Я думал, что напишу одно письмо от себя, а вышло иначе: рота узнала, что писать надо сорока детям, и рота села писать.
Писали кто как умел. Шабанов диктовал Бабенко, потому что сам писал медленно, и надиктовал мальчику, который хочет в разведчики, целую страницу о том, что в разведку берут, если человек не трус, а очки — это ерунда, у нас в дивизии есть один сапёр в очках, и он умнее всех.
Мятлев написал два письма и оба порвал. Потом написал третье, и его рвать не стал. Гацоев написал письмо на осетинском, потому что по-русски пишет плохо, а потом попросил Кольку продублировать на русском, под диктовку, и Колька согласился.

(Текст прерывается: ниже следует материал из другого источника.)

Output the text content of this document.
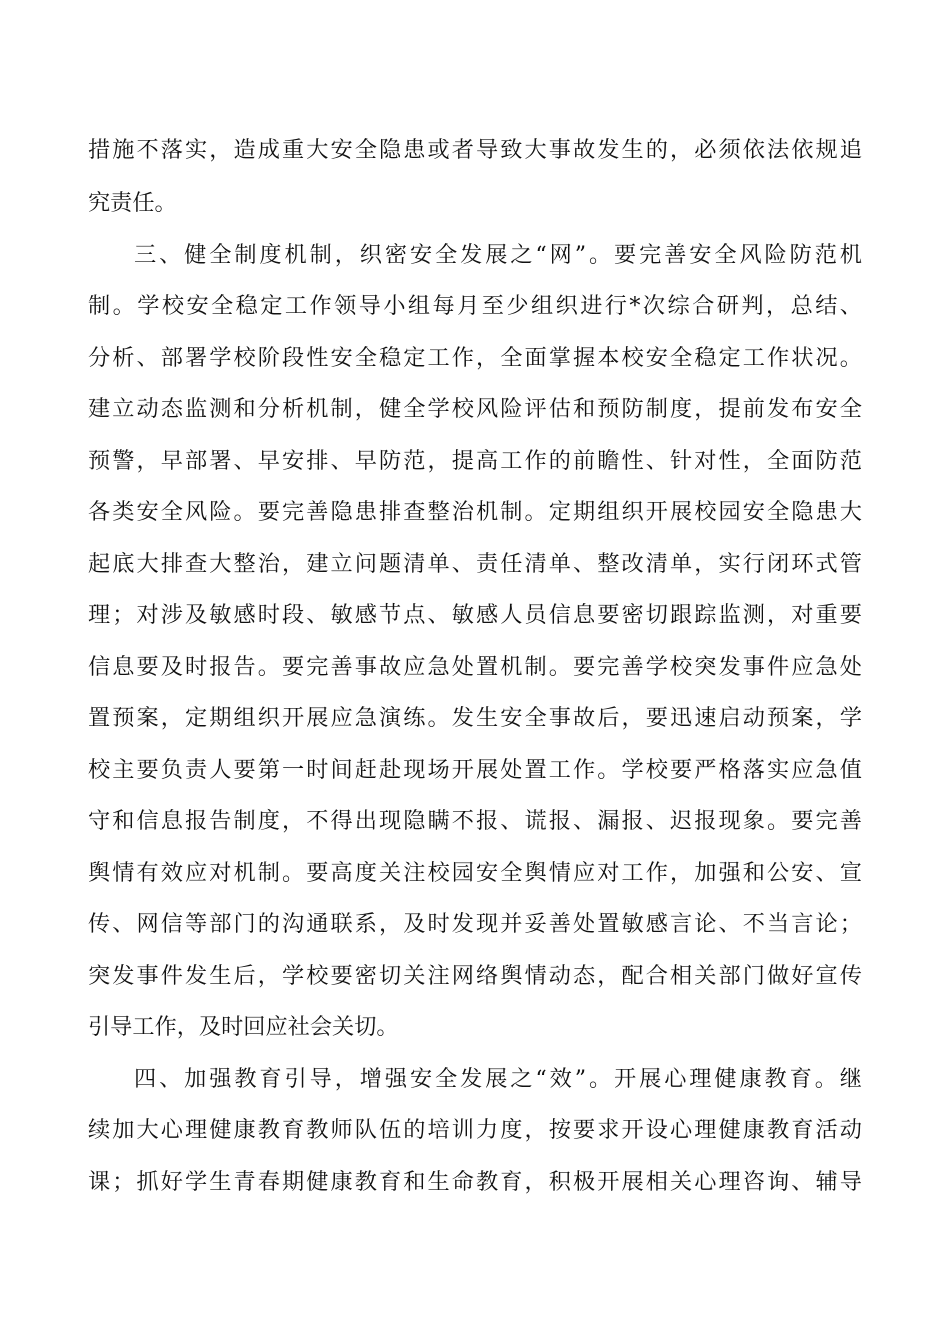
措施不落实，造成重大安全隐患或者导致大事故发生的，必须依法依规追
究责任。
三、健全制度机制，织密安全发展之“网”。要完善安全风险防范机
制。学校安全稳定工作领导小组每月至少组织进行*次综合研判，总结、
分析、部署学校阶段性安全稳定工作，全面掌握本校安全稳定工作状况。
建立动态监测和分析机制，健全学校风险评估和预防制度，提前发布安全
预警，早部署、早安排、早防范，提高工作的前瞻性、针对性，全面防范
各类安全风险。要完善隐患排查整治机制。定期组织开展校园安全隐患大
起底大排查大整治，建立问题清单、责任清单、整改清单，实行闭环式管
理；对涉及敏感时段、敏感节点、敏感人员信息要密切跟踪监测，对重要
信息要及时报告。要完善事故应急处置机制。要完善学校突发事件应急处
置预案，定期组织开展应急演练。发生安全事故后，要迅速启动预案，学
校主要负责人要第一时间赶赴现场开展处置工作。学校要严格落实应急值
守和信息报告制度，不得出现隐瞒不报、谎报、漏报、迟报现象。要完善
舆情有效应对机制。要高度关注校园安全舆情应对工作，加强和公安、宣
传、网信等部门的沟通联系，及时发现并妥善处置敏感言论、不当言论；
突发事件发生后，学校要密切关注网络舆情动态，配合相关部门做好宣传
引导工作，及时回应社会关切。
四、加强教育引导，增强安全发展之“效”。开展心理健康教育。继
续加大心理健康教育教师队伍的培训力度，按要求开设心理健康教育活动
课；抓好学生青春期健康教育和生命教育，积极开展相关心理咨询、辅导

Лунарь писать отказался наотрез.
— Я, товарищ капитан, детям писать не буду.
— Почему?
— А чего я им напишу? — он посмотрел на меня. — Я в детдоме не был. Меня с пяти лет воры кормили. Не буду я им врать, что у меня всё хорошо было.
— А правду напиши.
— Правду детям нельзя.
Он подумал.
— Ладно, — сказал он. — Я им лучше вот чего.
И он весь вечер что-то мастерил из немецкого сигнального фонаря, а наутро принёс мне странную штуку: жестяной фонарик со сдвижной шторкой, маленький, аккуратный, с приделанным колечком.
— Это чего?
— Это тому, который в разведчики хочет, — сказал Лунарь. — Пусть тренируется. Ночью под одеялом читать — самое то.
Кольцо вокруг Будапешта замкнулось двадцать шестого декабря. В это время мы стояли в венгерском селе, километрах в двадцати от города, и на юге в этом селе к вечеру было слышно, как работает артиллерия.
А накануне, двадцать пятого, была ещё одна штука, которая меня зацепила. Взяли мы небольшой опорный пункт — хутор с окопами, дрались там недолго, немцев было мало, и они отошли, бросив позиции.
В блиндаже стояла маленькая ёлка, воткнутая в ящик из-под патронов. На ней висели украшения: полоски фольги от шоколада, две бумажные звёздочки, вырезанные ножницами, и три стреляных гильзы, начищенные до блеска и подвешенные на нитках.
Под ёлкой лежали посылки. Три штуки, нераспечатанные, надписанные немецкими женскими почерками. Рота вошла и остановилась.
— Товарищ капитан, — спросил Кабанов после паузы. — У них тоже Новый год, что ли?
— Не, у них Рождество. Двадцать пятого.
— А посылки чего не открыли?
— Не успели.
Кабанов постоял.
— Ну и хер с ними, — сказал он наконец, и это прозвучало неуверенно.
Посылки мы вскрыли, фотографии немок и детей выбросили, а печенье, консервы и шоколад из них съели. Ёлку оставили стоять — Новый год скоро.